SOUS-SECTION 2 PRÉJUDICE
SOUS-SECTION 2
Préjudice
1Pour que la responsabilité de l'administration soit engagée, le requérant doit établir, d'une part, qu'il a subi un préjudice.
D'autre part, il faut que le préjudice allégué présente un certain nombre de caractéristiques.
A. CARACTÈRE DIRECT DU PRÉJUDICE
2Pour donner lieu à réparation, le préjudice doit être imputable à l'administration, c'est-à-dire résulter de son fait (CE, arrêt du 26 juin 1992, n° 75558, SARL Slemia, RJF 8-9/92, n° 1238). Par ailleurs, le comportement de la victime ou l'intervention d'un élément tiers ne doit pas avoir modifié grandement les conséquences normales de l'action administrative.
Ainsi a-t-il été jugé que n'est pas en droit d'obtenir réparation un médecin conventionné qui, sur la foi d'une instruction administrative erronée, n'a pas tenu complètement son livre-journal, dès lors que le préjudice qu'il a subi trouve sa cause, non dans la faute commise par l'administration, mais dans le fait qu'il s'est abstenu de produire en temps utile les déclarations de revenus auxquelles il était tenu, se plaçant ainsi en situation de taxation d'office, ce qui l'obligeait, dans la procédure contentieuse, à supporter la preuve du caractère exagéré des bases retenues par l'administration, d'où il résulte qu'il n'y avait pas de lien direct entre le préjudice allegué et la faute de l'administration (CE, arrêt du 8 juillet 1988 n° 77118, X... , Lebon p. 279).
A également été rejetée l'action en responsabilité engagée par une société créancière d'une autre société fondée sur le comportement de l'administration à l'égard de cette dernière société (CE, arrêt du 8 août 1990, n° 54500, Homecare France, RJF 10/90, n° 1262).
Enfin, ne sont pas susceptibles d'ouvrir droit à indemnisation les préjudices qui résultent de l'existence de liens juridiques avec une entreprise, qu'il s'agisse de dirigeants (CAA Paris, arrêt du 21 novembre 1995, X... , n° 94-987, RJF 4/96, n° 492) ou de salariés (CAA Paris, arrêt du 14 octobre 1997, X... et X... , n° 95-3930, Droit Fiscal n° 14/98, n° 298).

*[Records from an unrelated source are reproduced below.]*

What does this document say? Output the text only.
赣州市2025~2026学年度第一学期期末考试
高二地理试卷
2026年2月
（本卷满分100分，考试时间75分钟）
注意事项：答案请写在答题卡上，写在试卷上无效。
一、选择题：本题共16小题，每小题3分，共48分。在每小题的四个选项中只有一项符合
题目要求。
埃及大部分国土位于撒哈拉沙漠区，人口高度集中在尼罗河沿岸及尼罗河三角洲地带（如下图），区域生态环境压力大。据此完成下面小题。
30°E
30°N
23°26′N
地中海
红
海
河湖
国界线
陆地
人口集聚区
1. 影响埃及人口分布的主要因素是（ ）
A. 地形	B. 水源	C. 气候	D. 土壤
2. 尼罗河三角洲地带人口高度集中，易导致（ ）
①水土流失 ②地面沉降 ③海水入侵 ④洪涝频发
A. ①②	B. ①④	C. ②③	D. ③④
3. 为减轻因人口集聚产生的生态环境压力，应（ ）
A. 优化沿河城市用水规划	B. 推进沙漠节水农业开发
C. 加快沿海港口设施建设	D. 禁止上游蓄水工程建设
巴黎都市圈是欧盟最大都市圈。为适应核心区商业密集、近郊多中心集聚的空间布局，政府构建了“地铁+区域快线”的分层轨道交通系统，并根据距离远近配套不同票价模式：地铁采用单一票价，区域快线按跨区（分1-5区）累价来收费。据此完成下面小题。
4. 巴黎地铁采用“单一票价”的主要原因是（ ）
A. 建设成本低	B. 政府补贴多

B. CARACTÈRE CERTAIN DU PRÉJUDICE
3Est exclu le préjudice simplement possible et éventuel (CAA Bordeaux, arrêt du 28 juin 1994, n° 93-796, X... , Droit Fiscal n° 10/95, n° 466). Mais la jurisprudence assimile assez libéralement au préjudice certain, le préjudice futur, non seulement lorsqu'il est inévitable, mais aussi lorsqu'il présente des chances sérieuses de réalisation.
Ainsi, en s'abstenant de prendre un décret d'application, privant une société de chances sérieuses d'être exonérée de certaines charges fiscales, le Gouvernement lui a causé un préjudice ouvrant droit à réparation (CE, arrêt du 10 mars 1967, Société « Les Ardoisières d'Angers », Leb. p. 116).
En revanche, la délivrance, par la conservation des hypothèques, d'un certificat inexact sans influence sur l'existence d'un préjudice, n'entraîne pas une indemnisation (CE, arrêt du 23 février 1977, Société Timber et Chartering, Droit administratif n° 114).
De même, l'interprétation illégale de textes par l'administration -qui a dissuadé un contribuable de solliciter un agrément- n'est pas constitutif d'un préjudice certain envers ce dernier qui n'avait pas de chances sérieuses de l'obtenir (CE, arrêt du 20 février 1974, Sucrerie Coopérative de Vic-sur-Aisne, Leb. p. 121).